If the government does take WikiLeaks to court, though, it must be mindful of the Pandora’s box it may open. For example, some commentators have gone to great lengths to distinguish WikiLeaks from its mainstream outlets: the Guardian, Der Speigel, and The New York Times. Journalistically, they are very different. These mainstream publications routinely exercise editorial judgment and, presumably, restraint. Well-established communication channels, not duress, can mitigate serious security leaks.

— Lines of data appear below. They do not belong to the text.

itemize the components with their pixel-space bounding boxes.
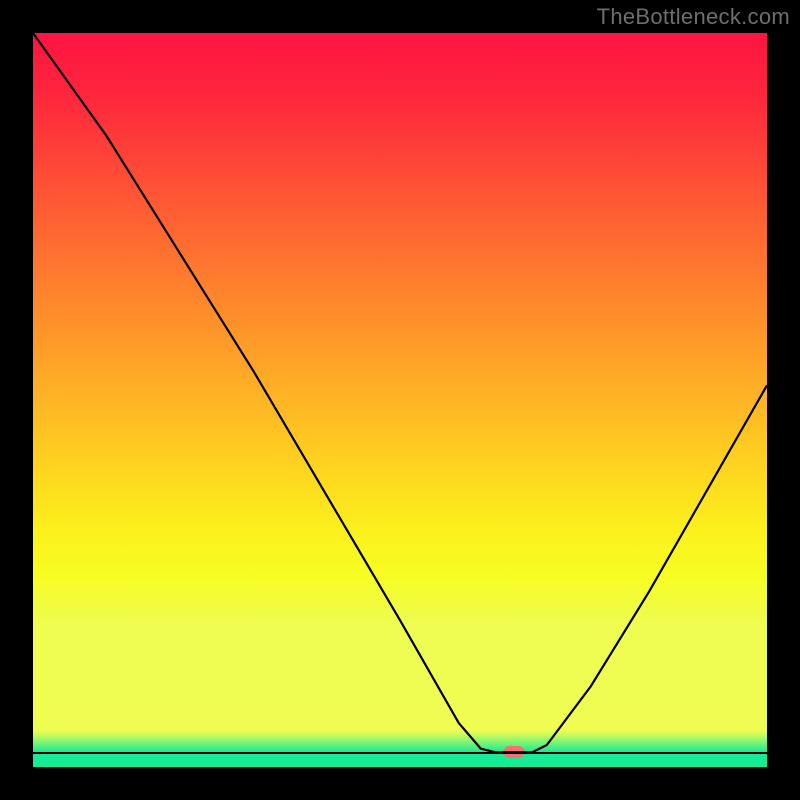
baseline	[33, 752, 767, 754]
plot-area	[33, 33, 767, 767]
watermark-text: TheBottleneck.com	[597, 4, 790, 30]
bottleneck-curve	[33, 33, 767, 752]
curve-layer	[33, 33, 767, 767]
chart-container: TheBottleneck.com	[0, 0, 800, 800]
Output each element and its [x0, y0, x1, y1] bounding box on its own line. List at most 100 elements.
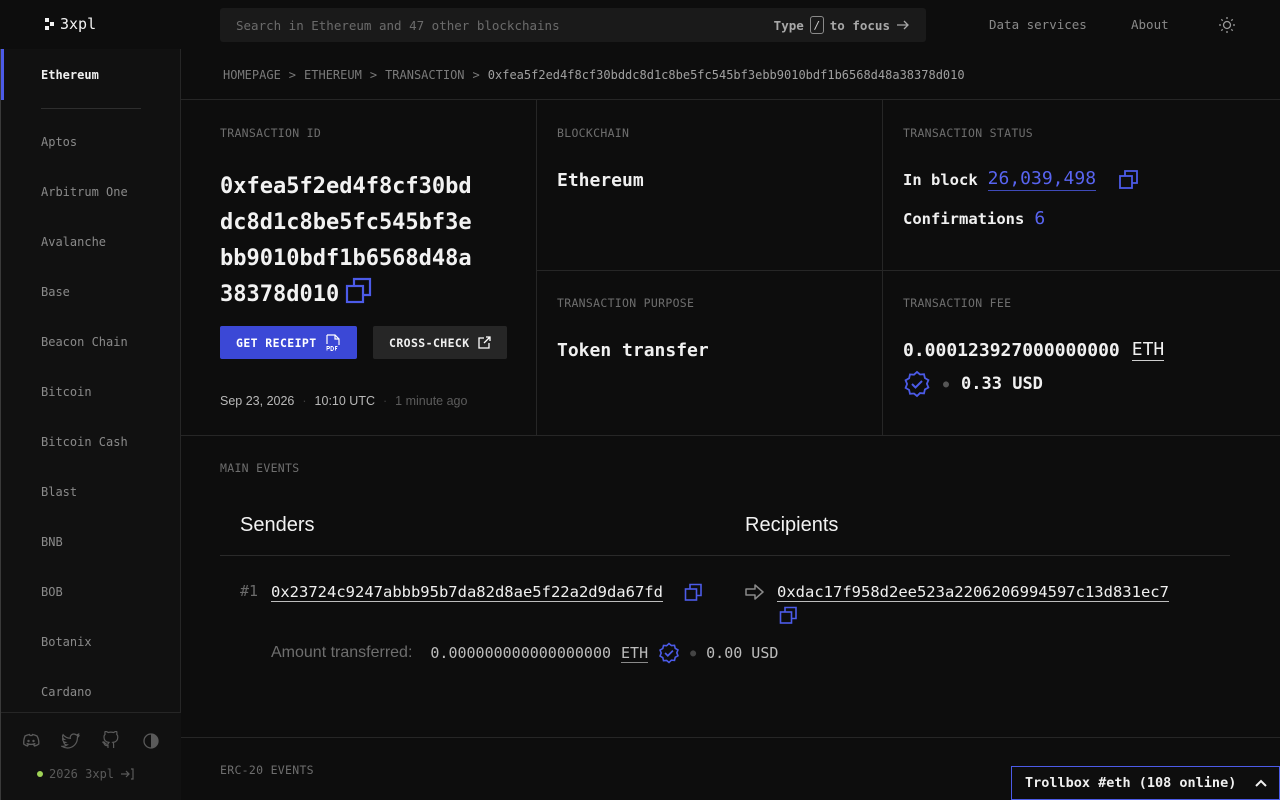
sidebar-item-botanix[interactable]: Botanix [41, 635, 128, 685]
twitter-icon[interactable] [61, 731, 81, 751]
sidebar-item-bnb[interactable]: BNB [41, 535, 128, 585]
top-bar: 3xpl Type / to focus Data services About [0, 0, 1280, 49]
logo-link[interactable]: 3xpl [44, 14, 96, 34]
sidebar-item-avalanche[interactable]: Avalanche [41, 235, 128, 285]
in-block-row: In block 26,039,498 [903, 168, 1140, 191]
nav-about[interactable]: About [1131, 17, 1169, 32]
breadcrumb-ethereum[interactable]: ETHEREUM [304, 68, 362, 82]
transaction-date: Sep 23, 2026 [220, 394, 295, 408]
get-receipt-button[interactable]: GET RECEIPT [220, 326, 357, 359]
pdf-icon [325, 333, 340, 351]
sidebar-item-bitcoin[interactable]: Bitcoin [41, 385, 128, 435]
blockchain-value: Ethereum [557, 170, 644, 191]
breadcrumb-current: 0xfea5f2ed4f8cf30bddc8d1c8be5fc545bf3ebb… [487, 68, 965, 82]
breadcrumb-separator: > [369, 68, 378, 82]
copyright-text: 2026 3xpl [49, 767, 115, 781]
contrast-icon[interactable] [141, 731, 161, 751]
block-number-link[interactable]: 26,039,498 [987, 168, 1097, 191]
breadcrumb-separator: > [288, 68, 297, 82]
search-hint: Type / to focus [774, 16, 910, 34]
arrow-right-icon [897, 20, 909, 30]
main-content: HOMEPAGE > ETHEREUM > TRANSACTION > 0xfe… [181, 49, 1280, 800]
fee-usd-value: 0.33 USD [961, 374, 1043, 394]
nav-data-services[interactable]: Data services [989, 17, 1087, 32]
get-receipt-label: GET RECEIPT [236, 335, 317, 350]
search-bar[interactable]: Type / to focus [220, 8, 926, 42]
transaction-age: 1 minute ago [395, 394, 468, 408]
slash-key-icon: / [809, 16, 824, 34]
status-dot-icon [37, 771, 43, 777]
amount-usd-value: 0.00 USD [706, 644, 779, 662]
sidebar-divider [41, 108, 141, 109]
separator: ● [690, 647, 697, 659]
trollbox-toggle[interactable]: Trollbox #eth (108 online) [1011, 766, 1280, 800]
in-block-label: In block [903, 170, 978, 189]
breadcrumb: HOMEPAGE > ETHEREUM > TRANSACTION > 0xfe… [223, 68, 965, 82]
cross-check-button[interactable]: CROSS-CHECK [373, 326, 507, 359]
transaction-purpose-label: TRANSACTION PURPOSE [557, 296, 695, 310]
fee-amount: 0.000123927000000000 [903, 339, 1120, 361]
confirmations-row: Confirmations 6 [903, 208, 1045, 229]
breadcrumb-homepage[interactable]: HOMEPAGE [223, 68, 281, 82]
transaction-status-label: TRANSACTION STATUS [903, 126, 1034, 140]
amount-value: 0.000000000000000000 [430, 644, 612, 662]
logout-icon[interactable] [120, 768, 134, 780]
arrow-right-icon [745, 584, 764, 600]
divider [536, 100, 537, 435]
sidebar: Ethereum Aptos Arbitrum One Avalanche Ba… [0, 49, 181, 800]
transaction-datetime: Sep 23, 2026 · 10:10 UTC · 1 minute ago [220, 394, 467, 408]
recipient-address-link[interactable]: 0xdac17f958d2ee523a2206206994597c13d831e… [777, 583, 1169, 602]
amount-unit-link[interactable]: ETH [621, 644, 649, 663]
sidebar-item-arbitrum-one[interactable]: Arbitrum One [41, 185, 128, 235]
recipients-title: Recipients [745, 514, 839, 536]
transaction-id-label: TRANSACTION ID [220, 126, 322, 140]
sidebar-item-beacon-chain[interactable]: Beacon Chain [41, 335, 128, 385]
separator: ● [943, 378, 950, 390]
separator: · [383, 394, 388, 408]
sidebar-list: Aptos Arbitrum One Avalanche Base Beacon… [41, 135, 128, 735]
sidebar-item-aptos[interactable]: Aptos [41, 135, 128, 185]
confirmations-label: Confirmations [903, 209, 1025, 228]
sidebar-item-bitcoin-cash[interactable]: Bitcoin Cash [41, 435, 128, 485]
breadcrumb-transaction[interactable]: TRANSACTION [385, 68, 464, 82]
logo-text: 3xpl [60, 15, 97, 33]
copy-icon[interactable] [1118, 169, 1140, 191]
logo-icon [45, 18, 54, 30]
sidebar-item-ethereum[interactable]: Ethereum [1, 49, 181, 100]
sidebar-item-blast[interactable]: Blast [41, 485, 128, 535]
fee-amount-row: 0.000123927000000000 ETH [903, 339, 1165, 361]
sidebar-item-bob[interactable]: BOB [41, 585, 128, 635]
transaction-time: 10:10 UTC [314, 394, 375, 408]
copyright: 2026 3xpl [37, 767, 134, 781]
search-input[interactable] [236, 17, 774, 33]
sender-address-link[interactable]: 0x23724c9247abbb95b7da82d8ae5f22a2d9da67… [271, 583, 663, 602]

But The New York Times and WikiLeaks.com are exactly the same under First Amendment law as we know it. When Daniel Ellsberg of Pentagon Papers fame was prosecuted under the Espionage Act, the government opted not to pursue The Times and The Washington Post. But it might have, according to some of the separate opinions of Supreme Court justices, who collectively refused to enjoin publication. The Ellsberg prosecution was ultimately scrapped when the White House plumbers were discovered, and the Espionage Act dodged a modern First Amendment analysis.

In any event, the Supreme Court has repeatedly found that the press’s right to gather and publish information is the same as yours or mine or Julian Assange’s; the state cannot punish us for publishing the information unless we break the law to acquire it. Does national security information stand on different ground? We don’t know, but a successful prosecution of WikiLeaks.com for publishing national security information that it acquired legally could open the door to prosecuting The Times for publishing all the national security leaks it gets on a daily basis. Our concept of a free press would surely be jeopardized.

Freedom of speech is one of our most sacred and important rights, particularly where that speech involves the press’s gathering and reporting news about governmental activities. Should the government attempt to take WikiLeaks to court over these embarrassing, and even harmful, publications — at least without evidence of complicity in the leak — that right could be compromised. Still, it is better to raise this issue in open court than to attack freedom of speech by the back door.

James B. Astrachan is the author of The Law of Advertising, published by Matthew Bender-Lexis/Nexis. Eric B. Easton is a professor of law and co-director of the Legal Skills Program at the University of Baltimore School of Law.  Both authors are members of The Daily Record’s Editorial Advisory Board; however, the opinions expressed in this column are their own.